Par Babatunde Okunoye

Les nombreux défis de développement de l'Afrique en matière d'économie, de santé, de sécurité, d'environnement, d'emploi et de logement, entre autres, ont capté l'attention du monde pendant de nombreuses décennies. Le tissu socio-économique fragile du continent a fait de l'Afrique un bénéficiaire majeur de l'aide étrangère et des subventions au développement au fil des ans.

Par conséquent, quand c'est l'heure des élections en Afrique, de nombreux intérêts se rencontrent alors qu'ils s'efforcent de façonner l'avenir du continent, au moins pendant la période permise par la limite des mandats recherchés. Dans les élections présidentielles, en particulier, les enjeux sont les plus élevés en raison de l'énorme pouvoir que les chefs d'États africains ont tendance à avoir pour façonner les destinées de leurs pays.

Cependant, il est clair que ces dernières années, le temps des élections en Afrique est également devenu la plate-forme de certaines des pires violations des droits de l'homme alors que les titulaires tentent de conserver le pouvoir par tous les moyens. Les droits numériques en Afrique ont souffert car les élections en Afrique entre 2016 et 2017 ont été le cadre des fermetures d'Internet, bloquant des applications telles que WhatsApp et Twitter que les citoyens utilisent dans la mobilisation politique. Les gouvernements à travers l'Afrique ont typiquement utilisé des excuses telles que des fausses nouvelles et des discours haineux comme prétexte pour contrôler l'information autour des élections, mais leurs intentions réelles sont toujours claires - réprimer leurs populations pour obtenir un avantage politique.

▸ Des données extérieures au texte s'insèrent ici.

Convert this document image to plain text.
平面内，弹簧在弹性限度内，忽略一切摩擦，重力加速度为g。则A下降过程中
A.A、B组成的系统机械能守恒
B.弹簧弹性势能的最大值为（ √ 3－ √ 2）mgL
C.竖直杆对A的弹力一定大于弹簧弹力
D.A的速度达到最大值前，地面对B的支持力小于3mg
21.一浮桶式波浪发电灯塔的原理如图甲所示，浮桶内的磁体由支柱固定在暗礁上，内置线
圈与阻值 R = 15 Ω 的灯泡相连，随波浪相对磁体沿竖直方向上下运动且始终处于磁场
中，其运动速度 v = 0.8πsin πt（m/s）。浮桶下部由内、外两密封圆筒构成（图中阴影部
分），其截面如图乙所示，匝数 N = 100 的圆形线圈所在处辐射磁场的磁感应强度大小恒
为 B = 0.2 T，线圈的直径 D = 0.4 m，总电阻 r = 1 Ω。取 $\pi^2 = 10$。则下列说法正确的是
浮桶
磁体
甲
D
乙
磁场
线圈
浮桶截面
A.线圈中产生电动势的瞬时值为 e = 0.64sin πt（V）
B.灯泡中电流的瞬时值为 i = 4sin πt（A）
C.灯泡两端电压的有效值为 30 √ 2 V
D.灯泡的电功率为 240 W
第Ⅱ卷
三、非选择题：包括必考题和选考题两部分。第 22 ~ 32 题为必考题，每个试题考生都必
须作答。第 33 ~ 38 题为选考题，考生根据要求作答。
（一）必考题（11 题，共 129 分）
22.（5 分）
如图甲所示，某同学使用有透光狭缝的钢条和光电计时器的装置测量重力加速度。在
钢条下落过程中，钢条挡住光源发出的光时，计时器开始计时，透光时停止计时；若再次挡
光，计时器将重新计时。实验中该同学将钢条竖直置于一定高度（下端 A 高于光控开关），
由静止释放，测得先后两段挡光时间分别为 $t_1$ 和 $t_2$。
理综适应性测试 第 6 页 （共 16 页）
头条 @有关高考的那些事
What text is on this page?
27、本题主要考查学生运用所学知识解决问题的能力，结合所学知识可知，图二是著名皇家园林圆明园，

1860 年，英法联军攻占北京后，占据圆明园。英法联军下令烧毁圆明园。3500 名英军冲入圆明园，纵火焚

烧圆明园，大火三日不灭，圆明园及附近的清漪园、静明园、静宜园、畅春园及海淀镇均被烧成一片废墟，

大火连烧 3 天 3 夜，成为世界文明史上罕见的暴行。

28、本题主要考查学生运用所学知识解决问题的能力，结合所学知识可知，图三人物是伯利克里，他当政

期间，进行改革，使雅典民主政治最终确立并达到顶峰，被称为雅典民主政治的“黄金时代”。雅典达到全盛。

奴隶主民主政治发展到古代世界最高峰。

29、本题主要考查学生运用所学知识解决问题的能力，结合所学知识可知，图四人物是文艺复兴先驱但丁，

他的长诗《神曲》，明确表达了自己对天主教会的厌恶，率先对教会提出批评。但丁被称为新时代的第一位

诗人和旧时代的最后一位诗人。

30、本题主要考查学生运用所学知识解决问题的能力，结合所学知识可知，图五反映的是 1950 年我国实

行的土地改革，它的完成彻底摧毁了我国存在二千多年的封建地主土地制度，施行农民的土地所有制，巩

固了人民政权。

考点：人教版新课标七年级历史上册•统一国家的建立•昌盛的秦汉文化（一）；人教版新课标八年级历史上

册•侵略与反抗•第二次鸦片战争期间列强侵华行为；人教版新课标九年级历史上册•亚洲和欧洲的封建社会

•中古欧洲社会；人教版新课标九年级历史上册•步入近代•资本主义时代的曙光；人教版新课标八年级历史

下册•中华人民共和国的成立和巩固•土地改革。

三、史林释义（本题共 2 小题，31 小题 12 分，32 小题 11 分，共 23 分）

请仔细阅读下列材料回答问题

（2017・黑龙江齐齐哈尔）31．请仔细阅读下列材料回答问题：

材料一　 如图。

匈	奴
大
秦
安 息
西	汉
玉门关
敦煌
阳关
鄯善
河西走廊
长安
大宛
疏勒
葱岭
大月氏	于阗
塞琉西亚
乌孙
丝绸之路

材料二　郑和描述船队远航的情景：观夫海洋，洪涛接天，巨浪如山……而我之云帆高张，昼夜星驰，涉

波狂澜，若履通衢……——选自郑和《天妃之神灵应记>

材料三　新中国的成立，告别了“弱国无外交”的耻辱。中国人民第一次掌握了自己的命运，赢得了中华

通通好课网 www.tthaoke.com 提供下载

Les 7 et 26 et 28 mars respectivement, les pays d'Afrique de l'Ouest de Sierra Leone et d'Egypte en Afrique du Nord organiseront des élections présidentielles dans des contextes où les titulaires semblent excessivement disposés à conserver le pouvoir pour eux-mêmes et leurs partis politiques. environnement pour le blocage / l'étranglement des médias sociaux, les interruptions d'Internet, la surveillance illégale, la répression des citoyens et des journalistes comme nous avons été témoins à travers l'Afrique ces dernières années. L'Égypte, en particulier, est le principal sujet de préoccupation. En plus de mettre en œuvre l'un des plus étendus réseaux de surveillance contre les journalistes sur le continent, les interruptions d'Internet dans le Sinaï, les autorités égyptiennes construire un climat de la peur lorsque les droits numériques, y compris la liberté d'expression et la liberté de la presse, ne peuvent pas prospérer.

Comme ces élections importantes auront lieu au cours des prochaines semaines, l'Initiative Paradigm travaillera avec des partenaires dans la région pour surveiller les situations dans ces pays. Aux côtés de la communauté mondiale des droits numériques, nous sommes fermement convaincus que l'accès à Internet ne devrait jamais être perturbé intentionnellement et que des élections réussies peuvent avoir lieu en Afrique sans contrôle de l'information. Les élections au Nigeria en 2015 et au Ghana en 2016 enseignent qu'Internet peut devenir un outil pour le bon déroulement des élections et le processus politique en général. C'est une leçon que nous espérons pouvoir reproduire à travers l'Afrique.